Reporter: Yudho Winarto | Editor: Yudho Winarto
JAKARTA.Ketua Himpunan Gambut Indonesia (HGI) Supiandi Sabiham menekankan, pengelolaan gambut bisa saja melalui keterlibatan perusahaan swasta. Hal ini sejalan dengan amanat Wakil Presiden Jusuf Kalla saat pembukaan konferensi minyak sawit Indonesia ke-11 di Nusa Dua, Bali, akhir tahun lalu. Wapres meminta perusahaan harus berpartisipasi bersama untuk merestorasi hutan dan gambut yang rusak.
Menurut Supiandi, restorasi gambut tidak boleh tergantung kepada hibah asing. Kebutuhan dana sekitar US$ 1 miliar seharusnya bisa ditalangi oleh industri kelapa sawit, HTI serta industri lain yang selama ini memanfaatkan gambut.

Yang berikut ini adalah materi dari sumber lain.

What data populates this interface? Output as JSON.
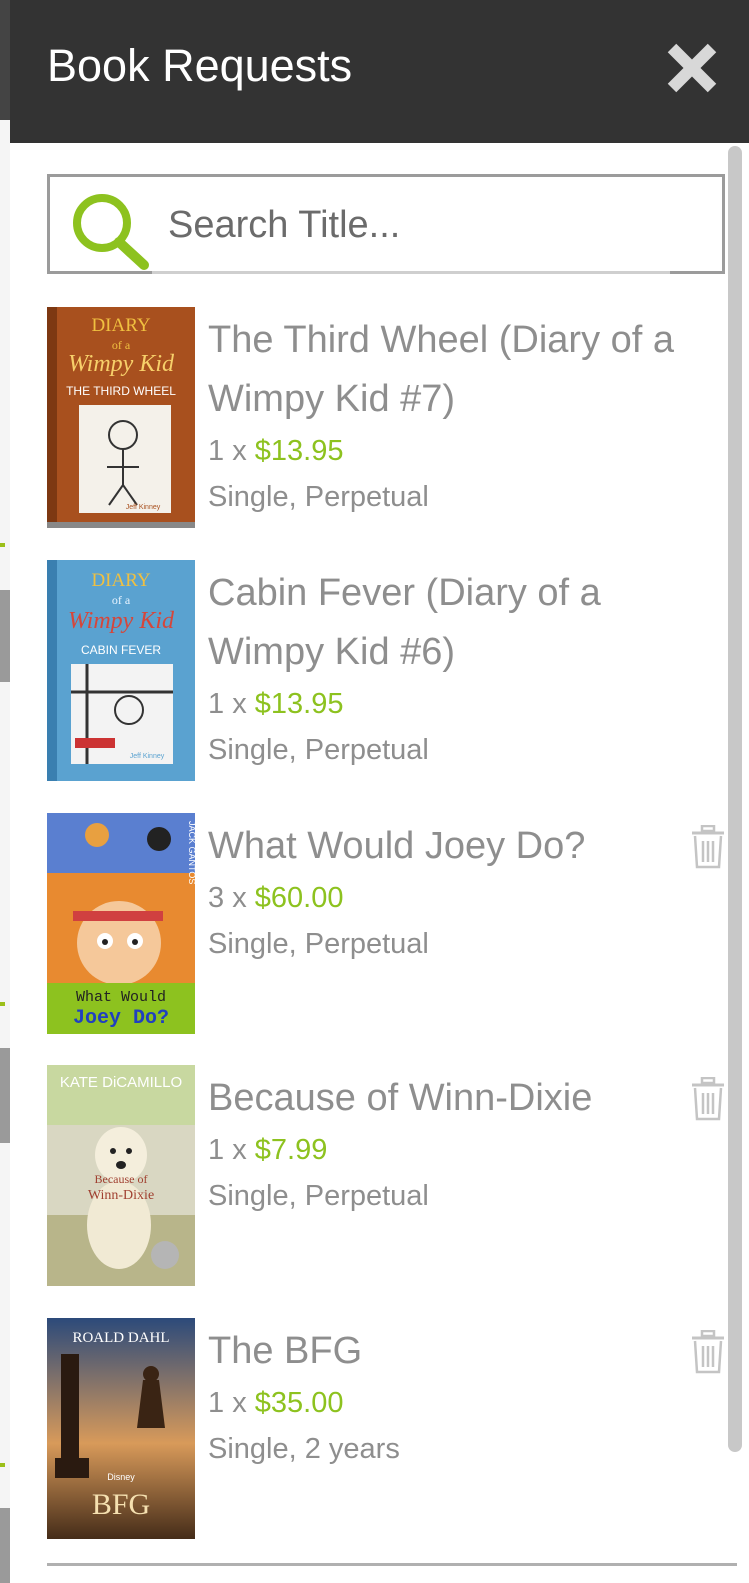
{
  "header": {
    "title": "Book Requests",
    "close_icon": "close-icon"
  },
  "search": {
    "placeholder": "Search Title...",
    "value": "",
    "icon": "search-icon"
  },
  "colors": {
    "accent": "#8dc21f",
    "header_bg": "#333333",
    "text_muted": "#8e8e8e"
  },
  "items": [
    {
      "title": "The Third Wheel (Diary of a Wimpy Kid #7)",
      "quantity": "1",
      "times": "x",
      "price": "$13.95",
      "license": "Single, Perpetual",
      "deletable": false,
      "cover": {
        "series": "DIARY",
        "of": "of a",
        "brand": "Wimpy Kid",
        "subtitle": "THE THIRD WHEEL",
        "author": "Jeff Kinney"
      }
    },
    {
      "title": "Cabin Fever (Diary of a Wimpy Kid #6)",
      "quantity": "1",
      "times": "x",
      "price": "$13.95",
      "license": "Single, Perpetual",
      "deletable": false,
      "cover": {
        "series": "DIARY",
        "of": "of a",
        "brand": "Wimpy Kid",
        "subtitle": "CABIN FEVER",
        "author": "Jeff Kinney"
      }
    },
    {
      "title": "What Would Joey Do?",
      "quantity": "3",
      "times": "x",
      "price": "$60.00",
      "license": "Single, Perpetual",
      "deletable": true,
      "cover": {
        "author": "JACK GANTOS",
        "line1": "What Would",
        "line2": "Joey Do?"
      }
    },
    {
      "title": "Because of Winn-Dixie",
      "quantity": "1",
      "times": "x",
      "price": "$7.99",
      "license": "Single, Perpetual",
      "deletable": true,
      "cover": {
        "author": "KATE DiCAMILLO",
        "line1": "Because of",
        "line2": "Winn-Dixie"
      }
    },
    {
      "title": "The BFG",
      "quantity": "1",
      "times": "x",
      "price": "$35.00",
      "license": "Single, 2 years",
      "deletable": true,
      "cover": {
        "author": "ROALD DAHL",
        "brand": "Disney",
        "line1": "BFG"
      }
    }
  ]
}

Bantuan asing justru harus dihindari agar Indonesia tidak terus didikte kepentingan pihak manapun. “Bantuan asing hanya akan merusak citra Indonesia sebagai bangsa yang tidak bertanggung jawab di mata internasional,” katanya, Selasa (26/1).
Supiandi berpendapat, dalam beberapa kasus, pengelolaan gambut lestari yang diterapkan industri di Indonesia kerap menjadi rujukan oleh pakar gambut dunia. Sayangnya, kegiatan positif ini kurang disosialisasikan. Padahal cukup banyak perusahaan di Indonesia yang mengelola konsesinya secara lestari.
Di sisi lain, Satya W Yudha Wakil Ketua Komisi VII DPR RI menyambut baik rencana pemerintah untuk memprioritaskan pengelolaan gambut.
"Dengan terbentuknya Badan Restorasi Gambut (BRG) kita jadi punya badan yang mengawasi masalah ini," katanya kepada wartawan. Selain memantau, tugas utama yang harus dilakukan Badan Restorasi Gambut menurut Satya adalah mengidentifikasi titik-titik rawan bencana gambut. "Hal ini dimaksudkan agar bencana serupa tidak terulang," jelasnya.
Ia menambahkan, BRG juga harus mempertanggungjawabkan pekerjaannya kepada teman-teman DPR agar semua bisa berjalan maksimal. Restorasi lahan gambut harus menjadi prioritas di Indonesia, karena masalah gambut ini berhubungan dengan emisi karbon.